The Australian share market will continue on its south-bound path in early trade, after US stocks fell on fears the Federal Reserve may pull back on stimulus imminently.
Those nerves were sparked after data showed the American economy was expanding along with fewer jobless claims.
US economic news
The US economy grew by a speedy 3.6 per cent in the third quarter, much higher than the original estimate of 2.8 per cent.
Meanwhile, first-time claims for US unemployment benefits fell sharply in the last week of November to 298,000. That was far below the average of recent months and it represented the third straight week of declines.
Currencies
The Australian dollar made gains despite that data showing the fastest US economic growth in almost two years. At 8:20AM the Aussie was buying $US90.67 cents, 55.52 Pence Sterling, 92.23 Yen and 66.34 Euro cents.
Figures
Wall Street took a hit: The Dow Jones Industrial Average lost 68 points to close at 15,822, the S&P 500 dropped 8 points to close at 1,785 and the NASDAQ slipped by 5 points to close at 4,033.
European markets were also in the red. Meantime - the Bank of England and European Central Bank have left their benchmark interest rates unchanged amid signs of an accelerating recovery in the UK. London’s FTSE lost 12 points, Paris dropped 49 points and Frankfurt slipped by 56 points.
Asian markets were also down. Japanese shares were sold for a second straight session on the back of a strengthening yen after it touched six-month lows against the dollar earlier this week. Tokyo’s Nikkei fell by 230 points, Hong Kong’s Hang Seng lost 16 points, and China’s Shanghai Composite dropped 5 points.
The Australian share market closed lower yesterday on falls in health stocks, the big banks and Qantas, which issued a hefty profit warning. The S&P/ASX 200 index closed 76 points down to finish at 5,198. On the futures market the SPI is 17 points down.
Economic news
The RBA will release its official Reserve assets data and AiG will put out the November Performance of Construction Index.
Company news
Nine Entertainment Co Holdings Limited
(ASX:NEC) will debut on the Australian Securities Exchange today at noon AEDT. The company, which owns the Nine Network, Ticketek and ninemsn, will list at $2.05 per share.
CSL Limited
(ASX:CSL) has inked a deal with a Johnson & Johnson subsidiary to develop a treatment for an aggressive form of leukemia.
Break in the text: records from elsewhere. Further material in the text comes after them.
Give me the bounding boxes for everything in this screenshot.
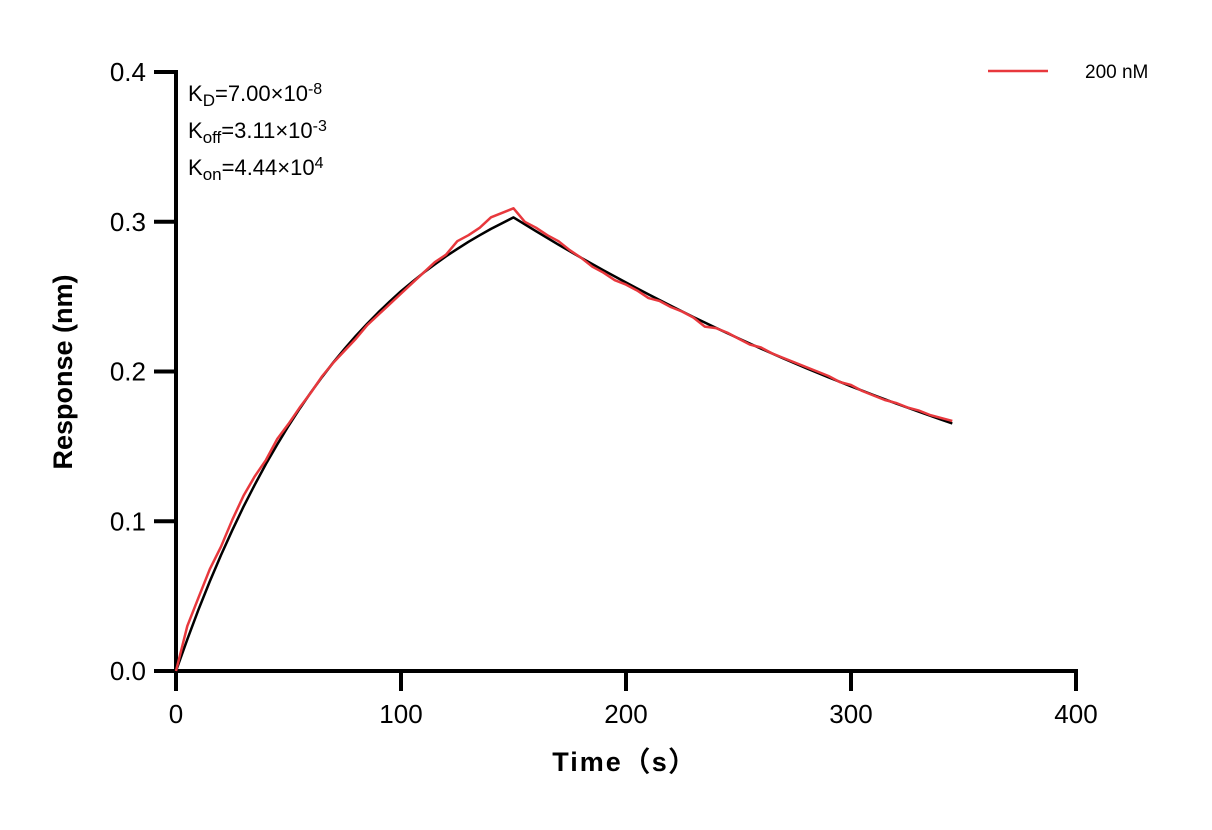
y-tick-label: 0.2 (110, 357, 146, 387)
legend: 200 nM (988, 62, 1148, 83)
annotation-sub: D (203, 91, 215, 110)
x-tick-label: 400 (1054, 699, 1097, 729)
annotation-rest: =3.11×10 (221, 118, 312, 143)
annotation-main: K (188, 118, 203, 143)
annotation-main: K (188, 81, 203, 106)
series-200nm-line (174, 207, 953, 672)
kinetic-constant-D: KD=7.00×10-8 (188, 81, 322, 110)
annotation-sup: -8 (308, 81, 322, 98)
y-tick-label: 0.1 (110, 506, 146, 536)
annotation-sub: off (203, 128, 222, 147)
x-tick-label: 300 (829, 699, 872, 729)
annotation-main: K (188, 155, 203, 180)
plot-area (174, 207, 953, 672)
y-tick-label: 0.0 (110, 656, 146, 686)
annotation-rest: =7.00×10 (215, 81, 308, 106)
x-axis-label: Time（s） (552, 747, 698, 777)
kinetic-constant-on: Kon=4.44×104 (188, 155, 324, 184)
y-axis-label: Response (nm) (48, 274, 78, 469)
annotation-sup: -3 (313, 118, 327, 135)
legend-label-200nm: 200 nM (1085, 62, 1148, 83)
axes: 0 100 200 300 400 0.0 0.1 0.2 0.3 0.4 (110, 57, 1098, 729)
kinetic-constant-off: Koff=3.11×10-3 (188, 118, 327, 147)
x-tick-label: 0 (169, 699, 183, 729)
y-tick-label: 0.4 (110, 57, 146, 87)
x-tick-label: 200 (604, 699, 647, 729)
y-tick-label: 0.3 (110, 207, 146, 237)
x-tick-label: 100 (379, 699, 422, 729)
annotation-sub: on (203, 165, 222, 184)
annotation-rest: =4.44×10 (222, 155, 315, 180)
annotation-sup: 4 (315, 155, 324, 172)
fit-curve (174, 216, 953, 672)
The licensing deal was announced at the company's annual research and development briefing yesterday. Shares in CSL dropped 0.78 per cent yesterday to close at $67.79.
Ex-dividend Village Roadshow Limited
(ASX:VRL) will pay 13 cents per share fully franked.
Commodities
Gold is down $15.30 to $US1,232 an ounce for the February contract on Comex. Silver is down $0.26 to $19.57 for March. Copper is down $0.02 at $3.23 a pound. Oil is up $0.18 at US$97.38 a barrel for January light crude in New York.